The proposed FRVC framework outperforms all the aforementioned methods in terms of compression efficiency. It uses the latest YOLOv9 object detection approach, enabling more precise identification of relevant frames in ATM surveillance videos. The framework achieves an impressive compression ratio of up to 96.3% in Scenario-I and 99.9% in Scenario-II, both at a high resolution of 1,920 1,080 pixels. Although the frame rate after compression is slightly lower at 15 FPS, this is a reasonable trade-off given the significant improvement in compression ratio. Like the other approaches, the FRVC framework employs lossy compression. Overall, the table illustrates that the FRVC framework provides a superior balance of compression ratio, frame quality, and object detection accuracy by incorporating advanced detection methods and relevance classification, thus demonstrating a clear advantage over existing state-of-the-art solutions.
Conclusions
In this study, we proposed a novel frame relevance-based video compression (FRVC) model designed to efficiently compress surveillance videos by distinguishing relevant and irrelevant frames from the user’s perspective. In this pursuit, we selected ATM surveillance as our use case and developed our own customized dataset. We trained Mask R-CNN from a two-phase detector and YOLOv9 from a one-phase detector on various possible combinations of datasets to recognize relevant frames and irrelevant frames. After conducting an extensive experiment, the findings reveal that YOLOv9 outperformed Mask R-CNN in terms of accuracy and detection time. The FRVC compression module leverages the detection results to remove irrelevant frames and applies similarity-based analysis across three defined scenarios, that achieve a maximum compression ratio of 96.3% and an average compression of 85.1% while maintaining the original frame resolution and content integrity. The subsequent decompression algorithm effectively reconstructs the video, ensuring 100% retrieval of relevant frames, thereby preserving critical surveillance information for storage optimization and transmission efficiency. Though our proposed method surpasses existing methodology but it limits the effectiveness of algorithms. As it depends on the accuracy of the YOLOv9 model in detecting relevant frames. Misclassifications, such as missing important frames, will affect the integrity of the surveillance footage.
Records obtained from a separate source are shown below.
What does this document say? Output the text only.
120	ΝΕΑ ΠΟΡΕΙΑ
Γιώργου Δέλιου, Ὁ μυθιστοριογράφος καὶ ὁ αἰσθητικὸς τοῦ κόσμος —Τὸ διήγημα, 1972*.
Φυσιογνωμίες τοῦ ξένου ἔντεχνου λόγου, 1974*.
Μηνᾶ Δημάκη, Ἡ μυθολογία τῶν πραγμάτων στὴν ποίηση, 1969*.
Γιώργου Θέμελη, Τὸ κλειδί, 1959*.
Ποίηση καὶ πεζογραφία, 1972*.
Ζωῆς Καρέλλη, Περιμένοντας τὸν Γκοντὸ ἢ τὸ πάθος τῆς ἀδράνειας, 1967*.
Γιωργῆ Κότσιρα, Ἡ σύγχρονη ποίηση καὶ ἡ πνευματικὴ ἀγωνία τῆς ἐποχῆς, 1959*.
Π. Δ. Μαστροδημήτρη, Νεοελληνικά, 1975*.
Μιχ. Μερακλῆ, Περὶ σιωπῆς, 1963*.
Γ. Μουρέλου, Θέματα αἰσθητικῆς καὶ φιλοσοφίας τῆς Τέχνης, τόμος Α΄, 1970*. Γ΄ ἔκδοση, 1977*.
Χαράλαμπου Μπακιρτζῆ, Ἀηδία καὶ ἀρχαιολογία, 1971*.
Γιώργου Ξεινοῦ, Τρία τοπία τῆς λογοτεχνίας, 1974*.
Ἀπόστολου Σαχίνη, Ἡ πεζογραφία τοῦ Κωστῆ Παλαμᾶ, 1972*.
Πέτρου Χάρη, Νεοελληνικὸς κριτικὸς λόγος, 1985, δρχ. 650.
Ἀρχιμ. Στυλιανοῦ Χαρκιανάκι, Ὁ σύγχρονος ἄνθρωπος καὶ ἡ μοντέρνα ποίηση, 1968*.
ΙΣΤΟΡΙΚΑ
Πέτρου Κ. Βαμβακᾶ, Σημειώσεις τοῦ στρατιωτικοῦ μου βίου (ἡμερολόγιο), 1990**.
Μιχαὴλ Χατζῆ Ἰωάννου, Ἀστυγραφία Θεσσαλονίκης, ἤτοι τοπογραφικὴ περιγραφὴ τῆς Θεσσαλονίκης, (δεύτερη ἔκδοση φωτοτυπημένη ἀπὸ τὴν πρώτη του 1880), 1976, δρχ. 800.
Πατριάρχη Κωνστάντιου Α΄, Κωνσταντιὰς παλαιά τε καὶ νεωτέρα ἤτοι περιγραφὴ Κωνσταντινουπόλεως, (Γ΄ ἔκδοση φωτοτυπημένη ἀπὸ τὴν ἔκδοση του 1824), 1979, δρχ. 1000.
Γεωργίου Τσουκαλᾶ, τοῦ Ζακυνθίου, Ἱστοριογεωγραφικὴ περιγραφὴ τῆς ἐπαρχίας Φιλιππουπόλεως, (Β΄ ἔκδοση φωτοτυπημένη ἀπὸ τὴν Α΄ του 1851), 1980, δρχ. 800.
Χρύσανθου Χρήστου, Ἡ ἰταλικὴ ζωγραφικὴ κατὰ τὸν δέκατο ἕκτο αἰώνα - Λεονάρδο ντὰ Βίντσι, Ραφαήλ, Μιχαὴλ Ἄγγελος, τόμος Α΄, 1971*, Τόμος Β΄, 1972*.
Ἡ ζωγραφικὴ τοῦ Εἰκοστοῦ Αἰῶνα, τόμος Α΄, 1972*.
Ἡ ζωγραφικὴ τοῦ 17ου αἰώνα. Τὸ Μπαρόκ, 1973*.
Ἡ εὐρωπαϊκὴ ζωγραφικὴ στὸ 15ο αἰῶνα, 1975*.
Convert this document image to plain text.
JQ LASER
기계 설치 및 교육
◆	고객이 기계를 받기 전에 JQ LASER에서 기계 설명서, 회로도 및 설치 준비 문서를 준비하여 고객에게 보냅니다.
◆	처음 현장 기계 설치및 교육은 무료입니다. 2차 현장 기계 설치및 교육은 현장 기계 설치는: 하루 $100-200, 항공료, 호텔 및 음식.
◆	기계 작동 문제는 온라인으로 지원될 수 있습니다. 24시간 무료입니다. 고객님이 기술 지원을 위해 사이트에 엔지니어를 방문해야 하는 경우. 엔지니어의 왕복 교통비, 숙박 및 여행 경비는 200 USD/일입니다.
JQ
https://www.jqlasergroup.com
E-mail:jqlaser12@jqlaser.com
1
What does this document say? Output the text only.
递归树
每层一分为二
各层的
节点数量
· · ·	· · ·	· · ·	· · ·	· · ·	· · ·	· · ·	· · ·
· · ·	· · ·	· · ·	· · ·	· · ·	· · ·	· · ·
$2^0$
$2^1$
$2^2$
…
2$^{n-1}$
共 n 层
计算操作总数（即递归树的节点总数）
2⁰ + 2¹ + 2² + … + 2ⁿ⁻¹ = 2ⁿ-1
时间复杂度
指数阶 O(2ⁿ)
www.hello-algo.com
Our research aims to extend the investigations to the upcoming models of object detection frameworks as a future research. In addition, we plan to improve the model capabilities to identify violent or suspicious activities in surveillance videos. This enhancement would not only trigger alarms, but would also initiate automated messages to law enforcement teams, contributing to the proactive and effective use of surveillance technologies for public safety and security.